Starting on Friday (maybe Saturday) I will begin the paleo autoimmune diet. I have wanted to do an elimination diet for a while now. I have prayed and prepared for months. Initially I thought I would be doing the GAPS, but thats not the path that was chosen. My dear friend Kelli is starting an 8 week paleo challenge and I decided to join in the fun! I am going a step further and cutting out more than the normal paleo diet requires. I fully believe this is God's will for my life in this moment. I do hope I will see healing, but if I don't God will still be praised! He has already shown me I must be disciplined in preparing and planning meals. I am not a planner, so this is a challenge for me! I have a love/hate relationship with cooking. Most of the time Alan is pleased with the meals. The planning, prepping, and cleaning drive my crazy. I have been praying that God would give me a love for it all! I want to see it as a form of worship. I get to cook and provide meals for my family! That is a huge blessing! I have been learning new methods of prepping and I spend about three hours a day preparing our dinner. I have purchased two AMAZING books that have really gotten me excited for the next eight weeks! "The Autoimmune Protocol," by Mickey Trescott and "Well Fed 2," by Melissa Joulwan. These women have been so kind and quick to answer questions! Mickey actually sent me a signed copy of her book! It is sold out on amazon and I emailed her asking when it would be available. I didn't really expect a reply, but she quickly responded! I felt honored! Both books are wonderful! I have tried recipes from each book and we haven't been disappointed! Alan has told people he will be happy if these are the types of meals he gets for the next eight weeks.
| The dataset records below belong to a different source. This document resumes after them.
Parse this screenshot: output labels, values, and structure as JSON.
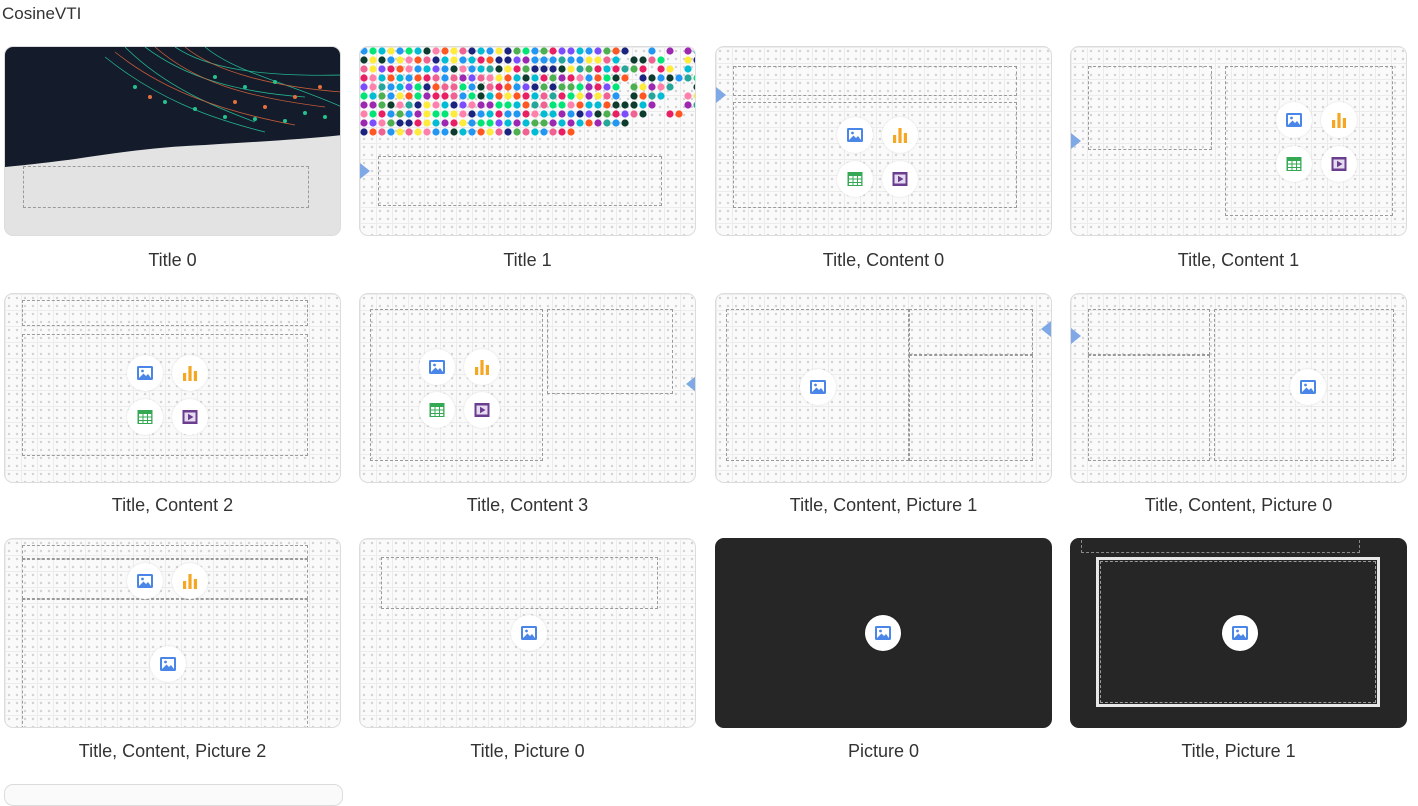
{
  "header": {
    "title": "CosineVTI"
  },
  "layouts": [
    {
      "label": "Title 0"
    },
    {
      "label": "Title 1"
    },
    {
      "label": "Title, Content 0"
    },
    {
      "label": "Title, Content 1"
    },
    {
      "label": "Title, Content 2"
    },
    {
      "label": "Title, Content 3"
    },
    {
      "label": "Title, Content, Picture 1"
    },
    {
      "label": "Title, Content, Picture 0"
    },
    {
      "label": "Title, Content, Picture 2"
    },
    {
      "label": "Title, Picture 0"
    },
    {
      "label": "Picture 0"
    },
    {
      "label": "Title, Picture 1"
    }
  ],
  "icons": {
    "picture": "picture-icon",
    "chart": "bar-chart-icon",
    "table": "table-icon",
    "video": "video-icon"
  },
  "colors": {
    "picture_icon": "#4a86e8",
    "chart_icon": "#f5a623",
    "table_icon": "#34a853",
    "video_icon": "#6a3d8f",
    "marker": "#7fa8e6",
    "dark_slide": "#262626"
  }
}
Last night I read a verse I had never seen before and I want it plastered on my wall! "Better is a dinner of herbs where love is than a fattened ox and hatred with it" (Proverbs 15:17). I can get pretty angry when I am cooking and EVERYTHING goes wrong. When the kitchen ends up in a mess, the food is not excellent, and I wash the same dish five times, I want to scream! I should have just put some herbs out on the table for us to nibble on! I want this verse to be a sweet reminder that it is an honor to plan, prepare, and serve my family. I want to do it with joy and not anger!
Here is the mess that was my kitchen last night:
This is after the sauce I made went everywhere. I am still cleaning the sauce from places in my kitchen. I wish I would have thought to take a picture. The crock pot has homemade bone broth in it. Who am I?
Here is the coconut milk, flower, ranch dip, and No-Mato sauce which I will freeze and pull out on a spaghetti night. I'll have zoodles.
The coconut flour had to bake
The coconut milk exploded out of the blender and this was AFTER the no-mato sauce went flying through the air! I was surprised at how calm I stayed. God definitely gets the glory!
I saved the best pictures for last! My little helper decided she wanted to put all her food down her shirt!